L’évaluation des unités comme des personnels doit être unifiée afin de renforcer la mobilité. QSF juge insuffisants les dispositifs de convergence entre universités et organismes prévus par la loi de 2006 sur la recherche, notamment en matière d’évaluation des unités (AERES), de recrutement des enseignants et des chercheurs, et de gestion des carrières.

QSF met toutefois en garde contre une organisation du financement et de l’évaluation de la recherche indifférente aux particularités des disciplines. La recherche en droit et en biologie ne s’évalue pas de la même manière.

 

Pour une revalorisation matérielle et morale du statut des universitaires

Les conditions matérielles de l’enseignement et de la recherche en France sont inférieures à celles des pays comparables.
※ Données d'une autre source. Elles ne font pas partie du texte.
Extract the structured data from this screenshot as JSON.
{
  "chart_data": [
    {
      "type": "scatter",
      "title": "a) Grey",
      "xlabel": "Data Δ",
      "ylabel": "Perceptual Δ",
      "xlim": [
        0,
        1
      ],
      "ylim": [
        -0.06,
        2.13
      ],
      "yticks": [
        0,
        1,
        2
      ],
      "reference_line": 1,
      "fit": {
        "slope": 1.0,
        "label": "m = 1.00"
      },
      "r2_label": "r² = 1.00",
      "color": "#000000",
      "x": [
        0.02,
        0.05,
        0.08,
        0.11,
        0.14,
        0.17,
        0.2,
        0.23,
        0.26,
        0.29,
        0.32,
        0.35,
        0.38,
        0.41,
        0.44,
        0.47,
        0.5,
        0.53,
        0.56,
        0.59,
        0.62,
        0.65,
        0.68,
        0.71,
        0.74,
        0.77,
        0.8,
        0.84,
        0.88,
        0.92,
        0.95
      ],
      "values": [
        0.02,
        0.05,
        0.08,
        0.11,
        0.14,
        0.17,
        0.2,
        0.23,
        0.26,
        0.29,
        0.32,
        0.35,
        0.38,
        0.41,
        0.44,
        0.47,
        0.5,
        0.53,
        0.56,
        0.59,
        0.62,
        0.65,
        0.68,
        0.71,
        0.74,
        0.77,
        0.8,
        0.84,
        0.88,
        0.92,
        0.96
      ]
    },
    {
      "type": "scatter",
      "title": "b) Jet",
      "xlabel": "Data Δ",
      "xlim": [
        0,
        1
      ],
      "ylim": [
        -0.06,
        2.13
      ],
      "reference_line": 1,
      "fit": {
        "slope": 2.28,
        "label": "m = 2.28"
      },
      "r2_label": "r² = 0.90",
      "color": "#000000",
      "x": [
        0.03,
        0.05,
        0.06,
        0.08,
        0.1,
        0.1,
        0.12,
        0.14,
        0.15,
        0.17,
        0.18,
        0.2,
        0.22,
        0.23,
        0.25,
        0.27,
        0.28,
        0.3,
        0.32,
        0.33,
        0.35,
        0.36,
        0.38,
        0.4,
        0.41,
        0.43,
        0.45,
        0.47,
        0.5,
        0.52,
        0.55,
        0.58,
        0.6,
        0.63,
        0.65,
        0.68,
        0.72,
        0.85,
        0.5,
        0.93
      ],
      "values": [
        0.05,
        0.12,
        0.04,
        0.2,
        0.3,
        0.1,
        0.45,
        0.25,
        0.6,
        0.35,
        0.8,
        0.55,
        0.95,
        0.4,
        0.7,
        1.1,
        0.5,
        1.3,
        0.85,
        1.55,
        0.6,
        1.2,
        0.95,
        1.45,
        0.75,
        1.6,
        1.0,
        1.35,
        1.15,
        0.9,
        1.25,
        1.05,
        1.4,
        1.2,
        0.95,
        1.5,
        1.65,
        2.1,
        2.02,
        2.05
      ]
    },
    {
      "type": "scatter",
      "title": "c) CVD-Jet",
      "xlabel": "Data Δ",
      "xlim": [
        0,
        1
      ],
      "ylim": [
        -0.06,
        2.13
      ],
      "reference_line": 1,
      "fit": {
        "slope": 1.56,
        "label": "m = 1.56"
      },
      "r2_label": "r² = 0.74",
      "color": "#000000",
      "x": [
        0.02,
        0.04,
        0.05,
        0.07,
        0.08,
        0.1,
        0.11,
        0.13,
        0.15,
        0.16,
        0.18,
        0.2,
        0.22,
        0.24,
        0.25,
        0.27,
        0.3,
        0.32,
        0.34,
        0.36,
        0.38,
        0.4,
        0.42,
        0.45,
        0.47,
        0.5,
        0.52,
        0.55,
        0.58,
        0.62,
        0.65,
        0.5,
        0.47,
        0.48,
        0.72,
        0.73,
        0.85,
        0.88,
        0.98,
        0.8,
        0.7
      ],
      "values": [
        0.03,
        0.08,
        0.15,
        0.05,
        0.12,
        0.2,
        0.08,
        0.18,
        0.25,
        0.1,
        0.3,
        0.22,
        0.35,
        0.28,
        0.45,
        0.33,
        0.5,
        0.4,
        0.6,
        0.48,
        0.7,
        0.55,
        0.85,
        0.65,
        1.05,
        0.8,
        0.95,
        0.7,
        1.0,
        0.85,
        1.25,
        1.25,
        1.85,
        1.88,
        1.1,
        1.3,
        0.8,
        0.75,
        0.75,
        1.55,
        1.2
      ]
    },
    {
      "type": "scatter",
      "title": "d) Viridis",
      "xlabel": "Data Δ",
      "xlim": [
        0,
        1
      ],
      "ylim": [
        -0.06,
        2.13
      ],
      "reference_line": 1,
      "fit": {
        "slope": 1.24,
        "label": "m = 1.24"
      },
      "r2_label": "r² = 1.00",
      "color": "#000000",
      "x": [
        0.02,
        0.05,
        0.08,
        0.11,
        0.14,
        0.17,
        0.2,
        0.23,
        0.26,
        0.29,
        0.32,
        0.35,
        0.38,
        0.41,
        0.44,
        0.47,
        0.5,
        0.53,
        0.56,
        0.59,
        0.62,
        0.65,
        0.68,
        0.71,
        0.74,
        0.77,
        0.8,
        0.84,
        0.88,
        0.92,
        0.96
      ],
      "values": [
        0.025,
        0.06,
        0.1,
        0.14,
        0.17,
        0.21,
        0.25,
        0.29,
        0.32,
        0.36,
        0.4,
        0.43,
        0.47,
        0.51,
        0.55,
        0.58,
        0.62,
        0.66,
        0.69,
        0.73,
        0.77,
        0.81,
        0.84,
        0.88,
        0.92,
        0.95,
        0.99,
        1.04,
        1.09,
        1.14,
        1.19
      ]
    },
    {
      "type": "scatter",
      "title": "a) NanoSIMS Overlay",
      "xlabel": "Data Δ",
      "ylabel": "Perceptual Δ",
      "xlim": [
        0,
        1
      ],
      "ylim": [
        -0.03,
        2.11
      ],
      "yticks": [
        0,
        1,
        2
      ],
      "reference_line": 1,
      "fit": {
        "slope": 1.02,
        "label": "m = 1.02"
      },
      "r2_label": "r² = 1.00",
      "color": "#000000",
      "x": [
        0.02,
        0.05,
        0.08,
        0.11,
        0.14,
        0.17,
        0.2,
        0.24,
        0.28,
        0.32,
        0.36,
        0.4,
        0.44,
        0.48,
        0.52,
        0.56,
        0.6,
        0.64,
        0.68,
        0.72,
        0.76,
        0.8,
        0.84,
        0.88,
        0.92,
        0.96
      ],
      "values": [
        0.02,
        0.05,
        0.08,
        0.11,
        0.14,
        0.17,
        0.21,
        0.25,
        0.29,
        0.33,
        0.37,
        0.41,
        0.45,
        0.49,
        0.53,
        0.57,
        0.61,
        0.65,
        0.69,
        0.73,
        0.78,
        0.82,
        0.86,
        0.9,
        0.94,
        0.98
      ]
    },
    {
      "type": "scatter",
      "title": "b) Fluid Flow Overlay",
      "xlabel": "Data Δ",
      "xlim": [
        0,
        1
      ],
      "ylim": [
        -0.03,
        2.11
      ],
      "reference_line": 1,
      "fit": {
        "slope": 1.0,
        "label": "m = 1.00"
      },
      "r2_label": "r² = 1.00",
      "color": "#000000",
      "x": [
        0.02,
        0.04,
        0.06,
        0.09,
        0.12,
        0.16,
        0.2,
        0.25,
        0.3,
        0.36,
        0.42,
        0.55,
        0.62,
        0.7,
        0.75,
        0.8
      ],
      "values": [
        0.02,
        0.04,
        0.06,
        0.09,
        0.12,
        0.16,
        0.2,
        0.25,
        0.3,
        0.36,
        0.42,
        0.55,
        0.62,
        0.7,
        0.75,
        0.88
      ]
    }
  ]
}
Les meilleurs cerveaux d’une génération ne seront pas attirés par l’enseignement et la recherche si les traitements ne sont pas réévalués et si les services d’enseignement, les charges d’examen et les responsabilités administratives ne sont pas modulés en fonction de la productivité et de l’inventivité.

 

Pour une meilleure école

Aucune réforme des universités n’aboutira sans un redressement de l’école. À la sortie de l’enseignement primaire et secondaire, une proportion inacceptable d’élèves ne maîtrise ni les savoirs fondamentaux ni les bases du raisonnement. Instruments d’une politique malheureuse menée depuis une trentaine d’années, les Instituts universitaires de formation des maîtres ont aggravé les échecs de l’école. À défaut de la suppression des IUFM, leur intégration aux universités ne sera profitable que si celles-ci exercent pleinement leur tutelle administrative et pédagogique. La formation disciplinaire des futurs professeurs doit être renforcée ; la didactique des disciplines – un professeur des écoles doit par exemple apprendre comment enseigner les sciences aux enfants – doit se substituer aux sciences de l’éducation ; les concours nationaux doivent être maintenus.

 

QSF attend des candidats aux élections présidentielle et législatives qu’ils se prononcent sur ces priorités.